Item Example 1 Example 2 Example 3 Comparative example Natural rubber 50 50 50 50 Butadiene rubber 50 50 50 50 Carbon black (N330) 50 50 50 50 Antioxidant (6PPD) 5 5 5 5 Aromatic oils 3 3 3 3 Stearic acid One One One One Zincification 3 3 3 3 Antioxidant One One One One Wax 1.5 1.5 1.5 1.5 adhesive 5 5 5 5 brimstone 2 2 2 2 Accelerators 1 Accelerators 2 -0.5 -1.0 -1.5 0.5-

 * Vulcanization accelerator 1: N-cyclohexylthioptalimide (P.V.I)

   Vulcanization Accelerator 2: Aminomethyl Thiourea

<Test Example 1>

The physical properties of the rubber specimens prepared in Examples 1 to 3 and Comparative Examples were measured by ASTM-related regulations, and the results are summarized in Table 2 below.

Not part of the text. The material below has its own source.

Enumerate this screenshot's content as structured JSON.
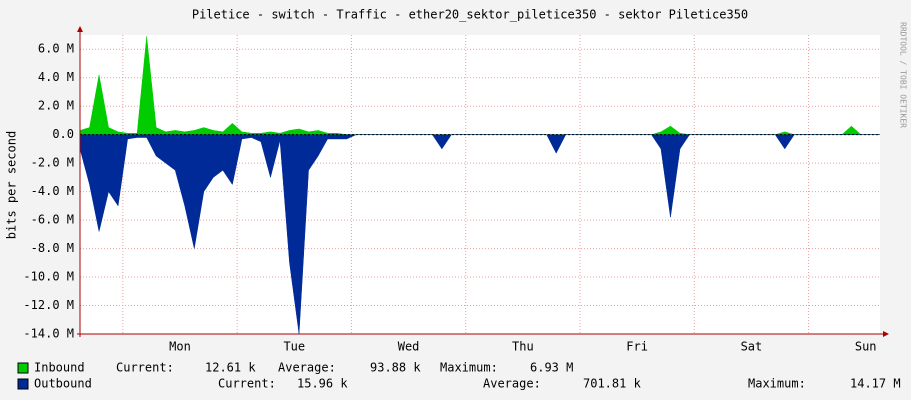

<Table 2> Physical Properties of the Rubber Composition for Carcass

Item Example 1 Example 2 Example 3 Comparative example Rheo (160 ℃) Toq (max) 31.5 32.5 32 31 Toq (min) 24 24.5 24 23.5 T90 (minutes) 55 56 56 54 Tensile Properties (160 ℃) 3 minutes Hardness 56 56 56 56 300% modulus 174 175 175 172 Tensile Strength Kg / cm3 210 215 215 205 Mooney T5 17 19 18 12 Fatigue Characteristics DMFC 5.3 / 7.8 5.5 / 7.9 5.4 / 7.8 5.1 / 7.0

       As shown in the result of the Mooney test of Table 2, the rubber specimen of the rubber composition according to the present invention containing aminomethyl thiourea as a vulcanization accelerator is N-cyclohexyl thioffal which has been used as a vulcanization accelerator in the past. It can be seen that the time of T5 is later than that of the rubber composition containing mid (N-Cyclohexylthiophthal imide), which is better than the comparative example in the generation of scorch.

<Test Example 2>

Table 3 shows the results of the evaluation of the adhesive strength in accordance with ASTM regulations for the rubber specimens prepared in Examples 1 to 3 and Comparative Examples.

H-Test was performed to evaluate the adhesion.

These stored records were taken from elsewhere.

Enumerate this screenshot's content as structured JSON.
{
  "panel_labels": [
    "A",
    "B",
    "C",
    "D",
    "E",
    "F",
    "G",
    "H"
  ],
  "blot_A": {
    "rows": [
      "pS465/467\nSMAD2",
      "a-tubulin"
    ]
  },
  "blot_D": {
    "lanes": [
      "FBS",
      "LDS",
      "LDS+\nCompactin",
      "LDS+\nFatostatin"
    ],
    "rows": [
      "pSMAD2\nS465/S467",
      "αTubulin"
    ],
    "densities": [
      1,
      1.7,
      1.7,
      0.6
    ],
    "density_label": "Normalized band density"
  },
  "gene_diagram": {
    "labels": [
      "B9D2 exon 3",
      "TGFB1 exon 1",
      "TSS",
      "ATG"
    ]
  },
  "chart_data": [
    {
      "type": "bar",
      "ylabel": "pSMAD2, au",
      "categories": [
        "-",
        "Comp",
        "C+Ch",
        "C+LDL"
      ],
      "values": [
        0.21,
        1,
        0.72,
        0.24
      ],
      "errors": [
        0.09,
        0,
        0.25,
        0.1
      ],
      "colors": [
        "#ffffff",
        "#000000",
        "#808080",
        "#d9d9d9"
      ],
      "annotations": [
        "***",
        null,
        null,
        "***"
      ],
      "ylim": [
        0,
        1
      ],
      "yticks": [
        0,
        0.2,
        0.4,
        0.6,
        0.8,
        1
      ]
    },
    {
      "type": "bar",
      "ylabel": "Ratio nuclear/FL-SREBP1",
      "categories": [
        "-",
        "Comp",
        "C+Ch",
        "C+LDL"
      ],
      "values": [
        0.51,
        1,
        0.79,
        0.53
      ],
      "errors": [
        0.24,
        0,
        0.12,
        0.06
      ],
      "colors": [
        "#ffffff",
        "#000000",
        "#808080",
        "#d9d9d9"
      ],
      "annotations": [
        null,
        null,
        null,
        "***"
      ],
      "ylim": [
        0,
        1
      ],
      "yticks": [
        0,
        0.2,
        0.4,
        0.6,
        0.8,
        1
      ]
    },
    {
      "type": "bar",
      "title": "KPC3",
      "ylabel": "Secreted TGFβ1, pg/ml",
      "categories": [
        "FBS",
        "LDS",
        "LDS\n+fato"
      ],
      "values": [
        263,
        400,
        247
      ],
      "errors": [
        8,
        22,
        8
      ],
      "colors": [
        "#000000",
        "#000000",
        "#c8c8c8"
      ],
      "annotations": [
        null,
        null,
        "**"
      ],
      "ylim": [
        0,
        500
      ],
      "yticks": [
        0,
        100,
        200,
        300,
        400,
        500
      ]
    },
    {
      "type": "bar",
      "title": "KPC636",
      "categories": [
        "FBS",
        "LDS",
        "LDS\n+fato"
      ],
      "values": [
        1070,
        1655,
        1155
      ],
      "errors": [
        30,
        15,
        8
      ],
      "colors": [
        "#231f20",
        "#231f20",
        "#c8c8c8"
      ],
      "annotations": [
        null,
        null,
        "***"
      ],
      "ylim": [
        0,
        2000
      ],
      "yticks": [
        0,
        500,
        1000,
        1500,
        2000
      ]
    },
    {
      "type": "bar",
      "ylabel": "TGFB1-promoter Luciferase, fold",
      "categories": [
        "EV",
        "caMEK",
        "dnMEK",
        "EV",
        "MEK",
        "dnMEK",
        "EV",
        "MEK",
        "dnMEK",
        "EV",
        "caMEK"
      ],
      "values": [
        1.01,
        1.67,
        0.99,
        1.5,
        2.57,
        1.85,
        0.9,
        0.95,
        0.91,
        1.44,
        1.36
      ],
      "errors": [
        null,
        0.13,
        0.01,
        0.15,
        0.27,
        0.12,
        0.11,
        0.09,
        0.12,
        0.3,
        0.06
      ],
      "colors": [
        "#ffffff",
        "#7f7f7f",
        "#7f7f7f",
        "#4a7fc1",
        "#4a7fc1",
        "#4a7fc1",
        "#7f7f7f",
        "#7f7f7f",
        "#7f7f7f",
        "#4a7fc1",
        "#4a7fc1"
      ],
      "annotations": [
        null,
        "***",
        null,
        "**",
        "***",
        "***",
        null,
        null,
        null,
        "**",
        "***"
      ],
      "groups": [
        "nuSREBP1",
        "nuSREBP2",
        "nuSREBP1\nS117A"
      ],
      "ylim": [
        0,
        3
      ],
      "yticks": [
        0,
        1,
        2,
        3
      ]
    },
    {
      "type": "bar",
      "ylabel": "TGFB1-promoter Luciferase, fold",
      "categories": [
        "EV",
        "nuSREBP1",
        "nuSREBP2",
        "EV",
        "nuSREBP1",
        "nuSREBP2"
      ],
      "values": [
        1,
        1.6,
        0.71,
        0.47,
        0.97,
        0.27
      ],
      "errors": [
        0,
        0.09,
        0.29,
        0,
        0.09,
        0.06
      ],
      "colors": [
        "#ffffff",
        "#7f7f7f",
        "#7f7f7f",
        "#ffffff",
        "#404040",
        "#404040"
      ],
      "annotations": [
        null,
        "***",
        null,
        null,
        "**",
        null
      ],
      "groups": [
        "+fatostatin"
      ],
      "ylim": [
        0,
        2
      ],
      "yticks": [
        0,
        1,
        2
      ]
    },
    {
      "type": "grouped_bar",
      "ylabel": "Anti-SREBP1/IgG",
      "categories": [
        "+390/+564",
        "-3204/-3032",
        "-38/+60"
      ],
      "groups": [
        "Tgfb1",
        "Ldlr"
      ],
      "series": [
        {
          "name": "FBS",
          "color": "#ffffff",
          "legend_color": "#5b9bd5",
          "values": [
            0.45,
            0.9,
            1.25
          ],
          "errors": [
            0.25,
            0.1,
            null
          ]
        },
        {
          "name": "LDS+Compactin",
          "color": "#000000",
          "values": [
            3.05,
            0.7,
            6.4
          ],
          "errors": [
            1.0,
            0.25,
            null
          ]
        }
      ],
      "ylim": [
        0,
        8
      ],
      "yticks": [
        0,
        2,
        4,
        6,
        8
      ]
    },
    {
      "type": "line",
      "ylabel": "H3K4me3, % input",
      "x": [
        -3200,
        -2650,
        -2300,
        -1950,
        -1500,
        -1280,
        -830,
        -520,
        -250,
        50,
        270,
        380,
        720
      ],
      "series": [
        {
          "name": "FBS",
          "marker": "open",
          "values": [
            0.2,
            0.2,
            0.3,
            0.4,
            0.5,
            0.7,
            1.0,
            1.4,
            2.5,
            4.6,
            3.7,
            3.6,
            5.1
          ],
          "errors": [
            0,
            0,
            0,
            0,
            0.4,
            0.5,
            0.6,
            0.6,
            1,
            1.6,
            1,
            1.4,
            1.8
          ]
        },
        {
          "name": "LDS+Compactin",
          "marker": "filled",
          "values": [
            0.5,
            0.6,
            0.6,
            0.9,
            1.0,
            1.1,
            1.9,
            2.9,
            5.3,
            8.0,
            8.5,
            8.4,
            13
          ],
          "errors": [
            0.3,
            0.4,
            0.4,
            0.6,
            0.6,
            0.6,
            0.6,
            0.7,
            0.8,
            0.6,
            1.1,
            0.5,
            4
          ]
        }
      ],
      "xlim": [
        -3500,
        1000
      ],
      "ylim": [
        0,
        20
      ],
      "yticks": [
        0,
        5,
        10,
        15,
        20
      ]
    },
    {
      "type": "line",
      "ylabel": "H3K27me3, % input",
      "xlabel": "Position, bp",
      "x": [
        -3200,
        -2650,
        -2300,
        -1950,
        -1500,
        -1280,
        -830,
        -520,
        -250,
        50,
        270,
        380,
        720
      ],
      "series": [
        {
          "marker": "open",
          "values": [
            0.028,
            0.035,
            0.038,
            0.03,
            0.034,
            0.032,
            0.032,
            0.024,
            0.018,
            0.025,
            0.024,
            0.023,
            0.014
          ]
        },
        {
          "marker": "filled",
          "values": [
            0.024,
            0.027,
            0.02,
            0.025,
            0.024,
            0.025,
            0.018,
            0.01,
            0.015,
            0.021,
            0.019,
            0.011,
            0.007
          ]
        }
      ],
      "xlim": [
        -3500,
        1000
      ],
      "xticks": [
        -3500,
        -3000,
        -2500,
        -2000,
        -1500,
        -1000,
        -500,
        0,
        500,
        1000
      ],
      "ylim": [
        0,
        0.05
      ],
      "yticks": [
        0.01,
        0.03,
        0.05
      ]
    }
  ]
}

Briefly describing the H-Test, the rubber casing (thickness: 2mm, area: 20cm x 1cm) obtained by vulcanization is placed at a regular interval of the carcass rubber cord prepared in 6cm adhesion evaluation between the rubber specimen and PET fiber cord In order to simulate the thermal fatigue of the tire, the aging adhesive force (105 ° C. Oven, 1 day, 3 days) was measured.

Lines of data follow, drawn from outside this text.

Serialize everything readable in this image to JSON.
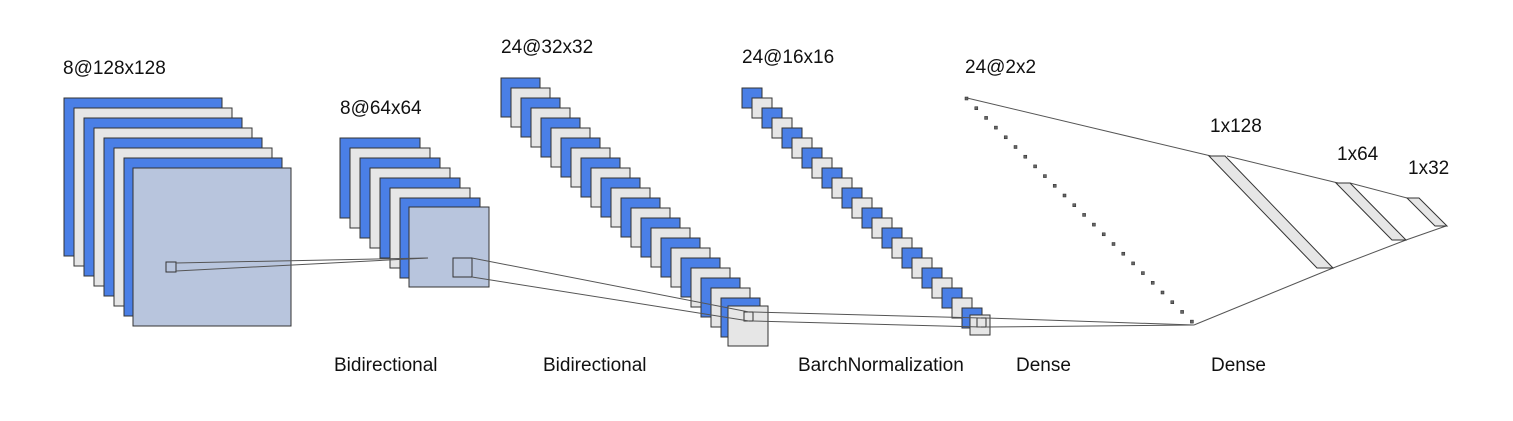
{
  "diagram": {
    "colors": {
      "blue": "#4a7fe6",
      "gray": "#e6e6e6",
      "stroke": "#333333",
      "overlay": "#b8c5dd",
      "line": "#555555"
    },
    "layers": [
      {
        "id": "conv1",
        "label": "8@128x128",
        "count": 8
      },
      {
        "id": "conv2",
        "label": "8@64x64",
        "count": 8
      },
      {
        "id": "conv3",
        "label": "24@32x32",
        "count": 24
      },
      {
        "id": "conv4",
        "label": "24@16x16",
        "count": 24
      },
      {
        "id": "conv5",
        "label": "24@2x2",
        "count": 24
      },
      {
        "id": "fc1",
        "label": "1x128"
      },
      {
        "id": "fc2",
        "label": "1x64"
      },
      {
        "id": "fc3",
        "label": "1x32"
      }
    ],
    "operations": [
      {
        "id": "op1",
        "label": "Bidirectional"
      },
      {
        "id": "op2",
        "label": "Bidirectional"
      },
      {
        "id": "op3",
        "label": "BarchNormalization"
      },
      {
        "id": "op4",
        "label": "Dense"
      },
      {
        "id": "op5",
        "label": "Dense"
      }
    ]
  }
}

<Table 3> Evaluation of adhesive strength of the rubber composition for carcass

Item division Comparative example Example 1 Example 2 Example 3   adhesion Coverage Aging 1 day (Coverage) Aging 3 days (Coverage) 13.0 85 11.0 85 9.0 70 14.0 85 11.5 85 10.2 80 15.2 90 13.2 85 12.5 80 15.0 85 12.5 80 11.0 80

As shown in Table 3, in the case of the rubber composition according to the present invention using aminomethyl thiourea in the carcass rubber composition, it can be seen that the adhesive strength and the aging adhesive strength are excellent also in the adhesive strength result compared to the comparative example. .

As described above, although described with reference to a preferred embodiment of the present invention, those skilled in the art various modifications of the present invention without departing from the spirit and scope of the invention described in the claims below And can be changed.

The rubber composition for carcass according to the present invention uses dione compounds such as 2,3-dihydronaphthalene-1,4-dione as a vulcanization accelerator. By doing so, it is possible to improve the fatigue characteristics due to the heat resistance characteristics and aging of the tire, it can be usefully used in the tire industry.

Claims (4)

In the rubber composition for carcass, A rubber composition for carcass, comprising 0.5 to 1.5 parts by weight of a thiourea compound as a vulcanization accelerator based on 100 parts by weight of the raw material rubber. The rubber composition for carcass according to claim 1, wherein the thiourea compound is aminomethyl thiourea represented by the following structural formula (1).

... Formula (1) The rubber composition for carcass according to claim 1, wherein the raw material rubber is a natural rubber or a mixed rubber of natural rubber and butadiene rubber. A tire comprising a rubber made of the rubber composition according to any one of claims 1 to 3.